As Stillman showed, a frequent consequence of this practice is that many people who have committed no crime are victims of literal highway robbery. A related phenomenon has been the spread of "internal checkpoints" particularly in the increasingly militarized Southwest, allowing border patrol and other law enforcement - sometimes a hundred miles from any border - to treat abusively drivers suspected of being "illegal aliens," often on the flimsiest of pretexts.

Likewise, prison abuses are at epidemic proportions the length and breadth of the land. It is well known that the United States imprisons more people than any other country in the world. Perhaps half that population is languishing for non-violent offenses and a growing number are spending their lives behind bars. Thousands of prisoners, in many cases for petty offenses, are subject to administrative detention - a euphemism for solitary confinement - each year. To take one egregious example, a 73-year old woman, Carol Lester, was held last year in administrative detention in a private prison for a month. Her "offense?" Lester says she complained about being denied medical care. So how was she punished, in addition to being thrown in solitary? She was denied access to her medication. A steady stream of reports of severe abuse of prisoners, denial of vital medications and death in custody dot the news landscape on a regular basis, though almost always below the proverbial fold.

The racial dimensions of our incarceration crisis are well known. African Americans represent half of all drug-related imprisonments in the United States, despite data showing that they are no more likely to use or deal drugs than whites. Racially-based sentencing disparities often result in African Americans spending two to three times longer in jail than whites for comparable offenses. Younger black men, in particular, face an insidious and pervasive regime of constant arrest and harassment on streets across America. New York City's Stop and Frisk program, which flourished for over a decade, resulted in over 700,000 arrests, overwhelmingly targeting minority males. Matt Taibbi, in his depressing but vital recent book, The Divide, told the story of Andrew Brown, who was arrested repeatedly for such crimes against humanity as "obstructing pedestrian traffic," despite being nailed for the offense at 1am on a deserted street corner. A report earlier this year documented a police practice in MIami Gardens, Florida, of more or less continuously arresting young black men. In one case, Earl Sampson was arrested over a hundred times in a five-year period, including on seventy occasions for trespassing a convenience store. Why was he arrested at that particular establishment so frequently? As it turns out, he worked there, without incident, except for his clockwork-like encounters with police.

The police riot in Ferguson last night received widespread attention in part because intrepid journalists, including Wesley Lowery of the Washington Post and HuffPo's Ryan Reilly, both of whom were arrested, tweeted about it as it unfolded.
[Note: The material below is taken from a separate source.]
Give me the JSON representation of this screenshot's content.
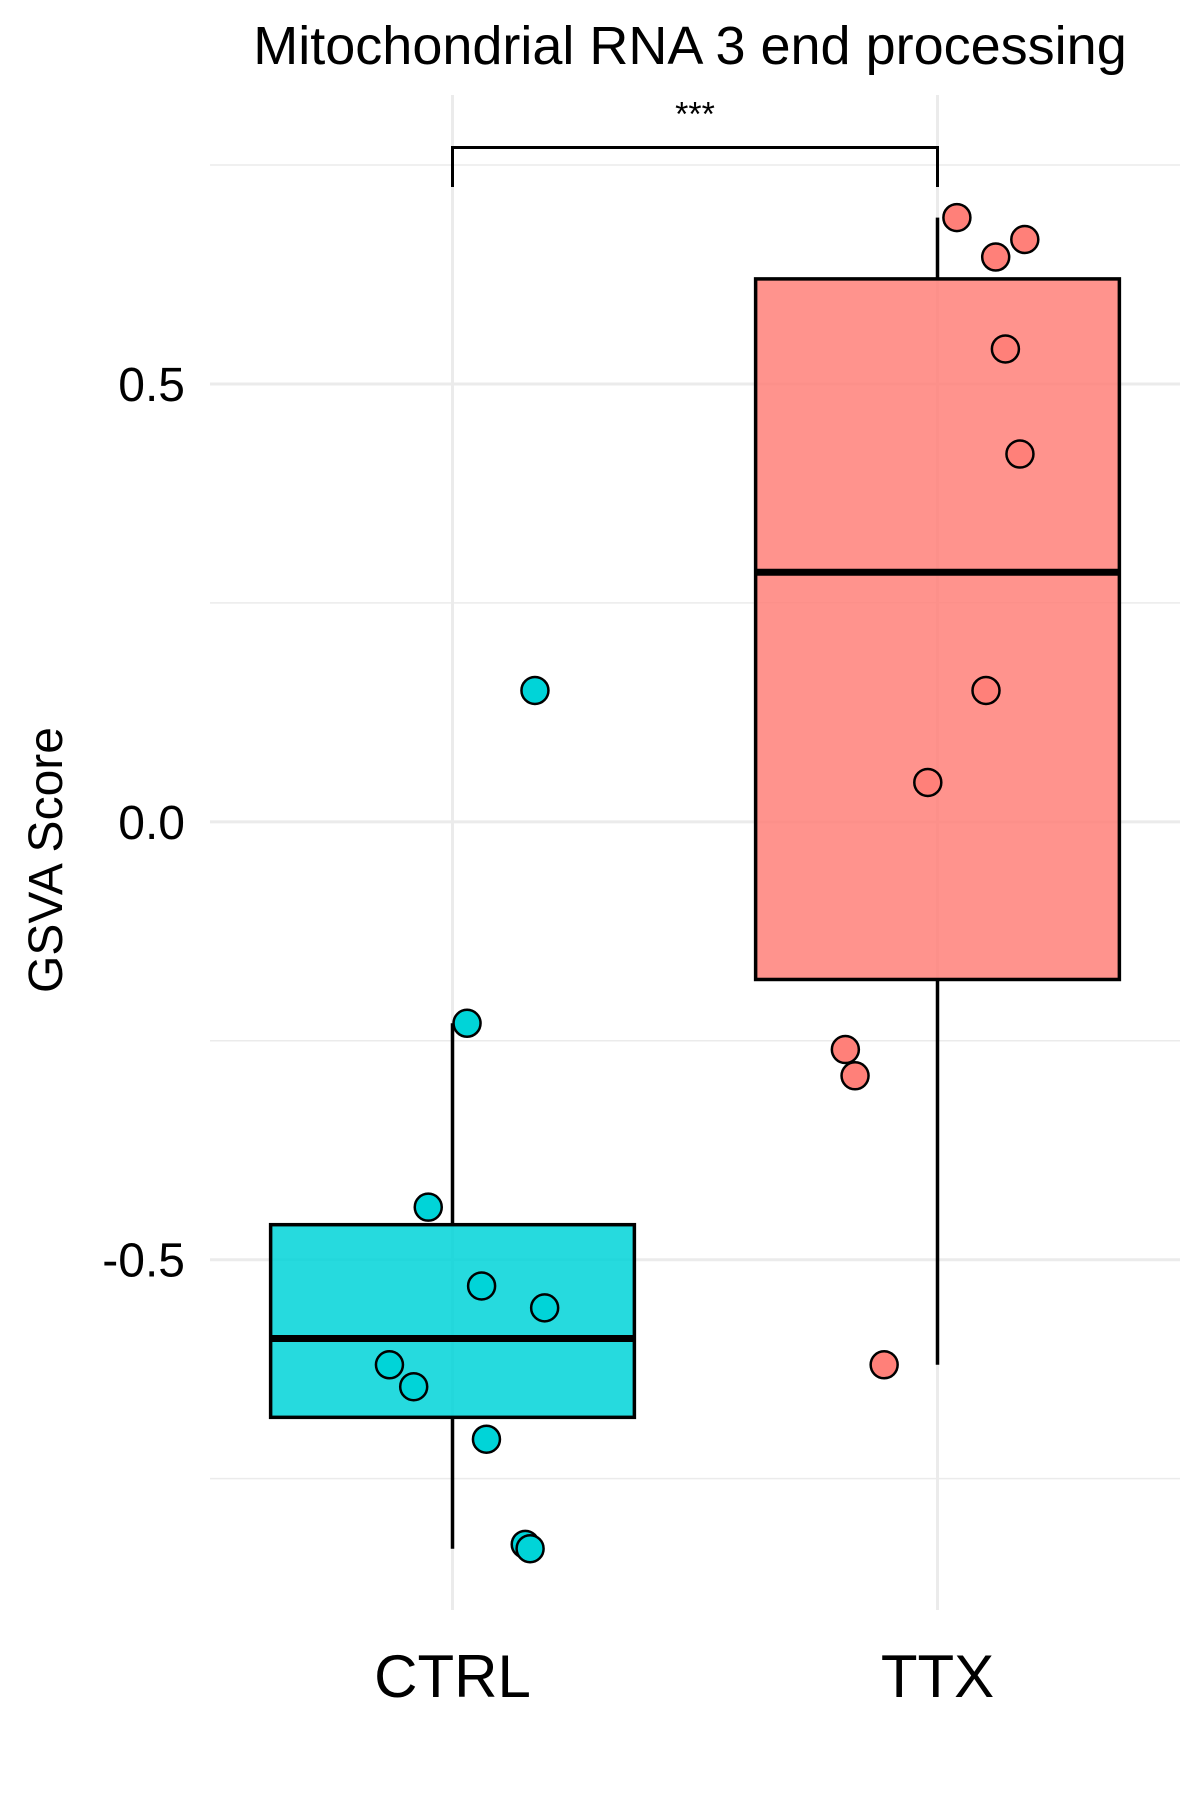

Each exemplified journalism at its best and most vital by shining a light on abuses by the powerful.

But away from the occasional glare of a media firestorm, we are witnessing an expanding zone of permissible abuse by government authorities. Especially for the less well-off and the improperly skin-toned among us, a looming menace hangs over Americans' interactions with law enforcement - that the consequence of an adversarial interaction with the "law" is increasingly likely to result in the denial of individuals' most fundamental rights.